Alex a encarou de baixo a cima, naquele típico olhar de análise que ele costumava direcionar a toda e qualquer mulher.
— Olhando bem... Até que ela não parece tão magra assim.
— Alex! — Adam o repreendeu, parecendo envergonhado.
— Não foi um insulto, Adam! Estou dizendo que, se olhar bem, verá que ela, apesar de magra, até que parece ter alguma carne. Sabe, mulheres com carne são boas para...
— Alex! — Adam o interrompeu, ainda mais envergonhado.
Eu ri da situação. É claro que eles não tinham reconhecido a Magrela. Pensei se ela teria lembrado deles, já que tinham se passado tantos anos e eles não chegaram a ter tanto contato assim.
— Lembra deles, Magrela? Meu irmão Adam e meu amigo Alex.
Ela de fato não devia ter se lembrado, pois a expressão no rosto dela se alterou quando eu disse quem eram. Ela deixou de sorrir, parecendo tensa.
— Lo...Lo...Lord Adam! — Gaguejou. E, apreensiva, fez uma, duas, três... Várias reverências seguidas.
— Ele é um lord, e não a rainha da Inglaterra! — resmunguei. Ela sempre ficava tensa na presença do meu irmão. Desde criança!

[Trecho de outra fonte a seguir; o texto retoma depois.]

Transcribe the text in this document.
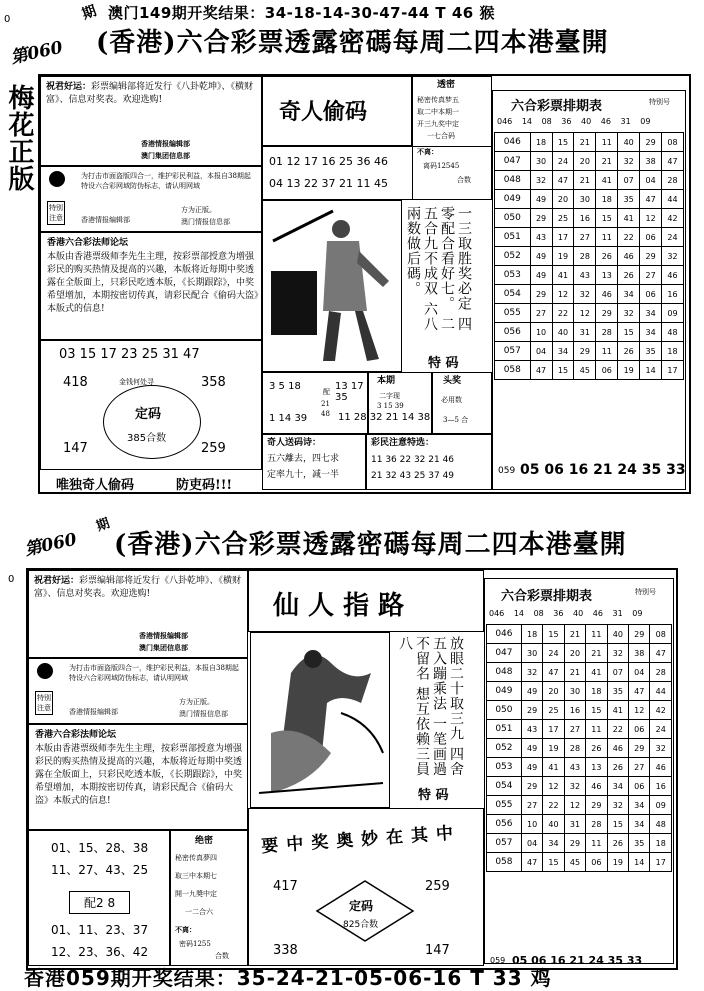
0	澳门149期开奖结果：34-18-14-30-47-44 T 46 猴
期
第060 (香港)六合彩票透露密碼每周二四本港臺開
梅花正版 祝君好运：彩票编辑部将近发行《八卦乾坤》、《横财富》、信息对奖表。欢迎选购!
香港情报编辑部
澳门集团信息部
特别
注意
为打击市面盗版四合一，维护彩民利益，本报自38期起特设六合彩网域防伪标志，请认明网域
香港情报编辑部
方为正版。
澳门情报信息部
香港六合彩法师论坛
本版由香港票级师李先生主理，按彩票部授意为增强彩民的购买热情及提高的兴趣，本版将近每期中奖透露在全版面上，只彩民吃透本版，《长期跟踪》，中奖希望增加，本期按密切传真，请彩民配合《偷码大盗》本版式的信息!
03 15 17 23 25 31 47
金钱何处寻
418	358
147	259
定码
385合数
唯独奇人偷码	防吏码!!!
奇人偷码
01 12 17 16 25 36 46
04 13 22 37 21 11 45
一三取胜奖必定 四零配合看好七。 二五合九不成双 六八兩数做后碼。
特 码
透密
秘密传真梦五
取二中本期一
开三九奖中定
一七合码
不离：
离码12545
合数
3 5 18
1 14 39
配
21
48
13 17 35
11 28 32 21 14 38
本期
二字现
3 15 39
头奖
必用数
3—5 合
奇人送码诗：
五六離去，四七求
定率九十，减一半
彩民注意特选：
11 36 22 32 21 46
21 32 43 25 37 49
六合彩票排期表	特别号
046 14 08 36 40 46 31 09
046	18	15	21	11	40	29	08
047	30	24	20	21	32	38	47
048	32	47	21	41	07	04	28
049	49	20	30	18	35	47	44
050	29	25	16	15	41	12	42
051	43	17	27	11	22	06	24
052	49	19	28	26	46	29	32
053	49	41	43	13	26	27	46
054	29	12	32	46	34	06	16
055	27	22	12	29	32	34	09
056	10	40	31	28	15	34	48
057	04	34	29	11	26	35	18
058	47	15	45	06	19	14	17
059 05 06 16 21 24 35 33
0
第060
期
(香港)六合彩票透露密碼每周二四本港臺開
祝君好运：彩票编辑部将近发行《八卦乾坤》、《横财富》、信息对奖表。欢迎选购!
香港情报编辑部
澳门集团信息部
特别
注意
为打击市面盗版四合一，维护彩民利益，本报自38期起特设六合彩网域防伪标志，请认明网域
香港情报编辑部
方为正版。
澳门情报信息部
香港六合彩法师论坛
本版由香港票级师李先生主理，按彩票部授意为增强彩民的购买热情及提高的兴趣，本版将近每期中奖透露在全版面上，只彩民吃透本版，《长期跟踪》，中奖希望增加，本期按密切传真，请彩民配合《偷码大盗》本版式的信息!
01、15、28、38
11、27、43、25
配2 8
01、11、23、37
12、23、36、42
绝密
秘密传真夢四
取三中本期七
開一九奬中定
一二合六
不离：
密码1255
合数
仙 人 指 路
放眼二十取三九 四舍五入蹦乘法 一笔画過不留名 想互依赖三員八
特 码
要中奖奥妙在其中
417	259
338	147
定码
825合数
六合彩票排期表	特别号
046 14 08 36 40 46 31 09
046	18	15	21	11	40	29	08
047	30	24	20	21	32	38	47
048	32	47	21	41	07	04	28
049	49	20	30	18	35	47	44
050	29	25	16	15	41	12	42
051	43	17	27	11	22	06	24
052	49	19	28	26	46	29	32
053	49	41	43	13	26	27	46
054	29	12	32	46	34	06	16
055	27	22	12	29	32	34	09
056	10	40	31	28	15	34	48
057	04	34	29	11	26	35	18
058	47	15	45	06	19	14	17
059 05 06 16 21 24 35 33
香港059期开奖结果：35-24-21-05-06-16 T 33 鸡
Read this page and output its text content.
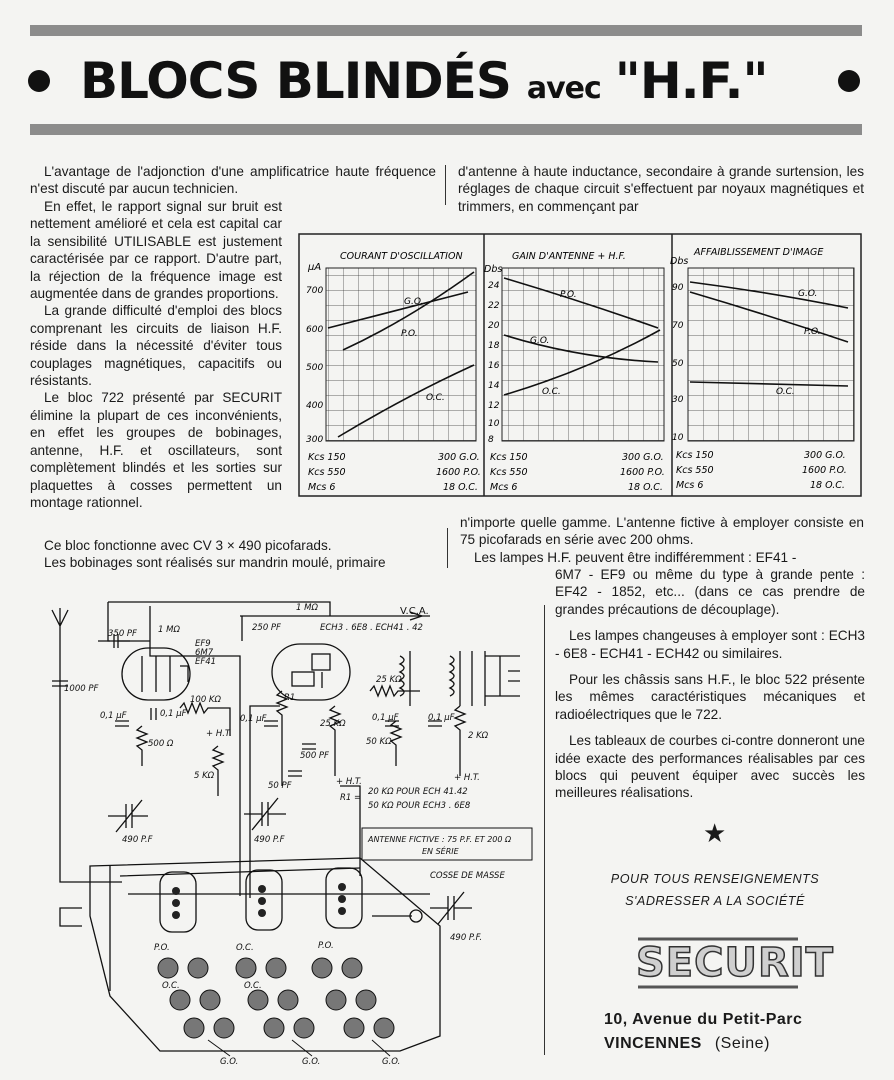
BLOCS BLINDÉS avec "H.F."

L'avantage de l'adjonction d'une amplificatrice haute fréquence n'est discuté par aucun technicien.

En effet, le rapport signal sur bruit est nettement amélioré et cela est capital car la sensibilité UTILISABLE est justement caractérisée par ce rapport. D'autre part, la réjection de la fréquence image est augmentée dans de grandes proportions.

La grande difficulté d'emploi des blocs comprenant les circuits de liaison H.F. réside dans la nécessité d'éviter tous couplages magnétiques, capacitifs ou résistants.

Le bloc 722 présenté par SECURIT élimine la plupart de ces inconvénients, en effet les groupes de bobinages, antenne, H.F. et oscillateurs, sont complètement blindés et les sorties sur plaquettes à cosses permettent un montage rationnel.

Ce bloc fonctionne avec CV 3 × 490 picofarads.

Les bobinages sont réalisés sur mandrin moulé, primaire

d'antenne à haute inductance, secondaire à grande surtension, les réglages de chaque circuit s'effectuent par noyaux magnétiques et trimmers, en commençant par
COURANT D'OSCILLATION
μA
700
600
500
400
300
G.O.
P.O.
O.C.
Kcs 150	300 G.O.
Kcs 550	1600 P.O.
Mcs 6	18 O.C.
GAIN D'ANTENNE + H.F.
Dbs
24
22
20
18
16
14
12
10
8
P.O.
G.O.
O.C.
Kcs 150	300 G.O.
Kcs 550	1600 P.O.
Mcs 6	18 O.C.
AFFAIBLISSEMENT D'IMAGE
Dbs
90
70
50
30
10
G.O.
P.O.
O.C.
Kcs 150	300 G.O.
Kcs 550	1600 P.O.
Mcs 6	18 O.C.
n'importe quelle gamme. L'antenne fictive à employer consiste en 75 picofarads en série avec 200 ohms.
Les lampes H.F. peuvent être indifféremment : EF41 -
6M7 - EF9 ou même du type à grande pente : EF42 - 1852, etc... (dans ce cas prendre de grandes précautions de découplage).

Les lampes changeuses à employer sont : ECH3 - 6E8 - ECH41 - ECH42 ou similaires.

Pour les châssis sans H.F., le bloc 522 présente les mêmes caractéristiques mécaniques et radioélectriques que le 722.

Les tableaux de courbes ci-contre donneront une idée exacte des performances réalisables par ces blocs qui peuvent équiper avec succès les meilleures réalisations.

V.C.A.
EF9
6M7
EF41
ECH3 . 6E8 . ECH41 . 42
350 PF 1 MΩ
1 MΩ
250 PF
1000 PF
0,1 μF	0,1 μF
100 KΩ
500 Ω
+ H.T.
5 KΩ
490 P.F
R1
0,1 μF
500 PF
25 KΩ
25 KΩ
0,1 μF	0,1 μF
50 KΩ
2 KΩ
+ H.T.	+ H.T.
50 PF
R1 =
20 KΩ POUR ECH 41.42
50 KΩ POUR ECH3 . 6E8
490 P.F	ANTENNE FICTIVE : 75 P.F. ET 200 Ω
EN SÉRIE
COSSE DE MASSE
490 P.F.
P.O.	O.C.	P.O.
O.C.	O.C.
G.O.	G.O.	G.O.
★
POUR TOUS RENSEIGNEMENTS
S'ADRESSER A LA SOCIÉTÉ
SECURIT
10, Avenue du Petit-Parc
VINCENNES (Seine)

Finalmente reconhecendo-a, Adam apontou-lhe o dedo indicador e recuou um passo.
— A transgressora de regras! — Já ele, sempre teve medo dela.
Aliás, ele tinha medo de tudo o que fugisse da normalidade ou legalidade. Como já mencionei: um chato, sem mais!
Alex também a reconheceu.
— Não acredito! É aquela garota chata!
Ela o encarou, com a mesma hostilidade dos velhos tempos.
— Continua o mesmo babaca, senhor Alex.
— E você continua a mesma... Não, espera... — Novamente, a analisou de baixo a cima. — A mesma não. Até que você ganhou umas curvas, quem diria! Mudou bastante!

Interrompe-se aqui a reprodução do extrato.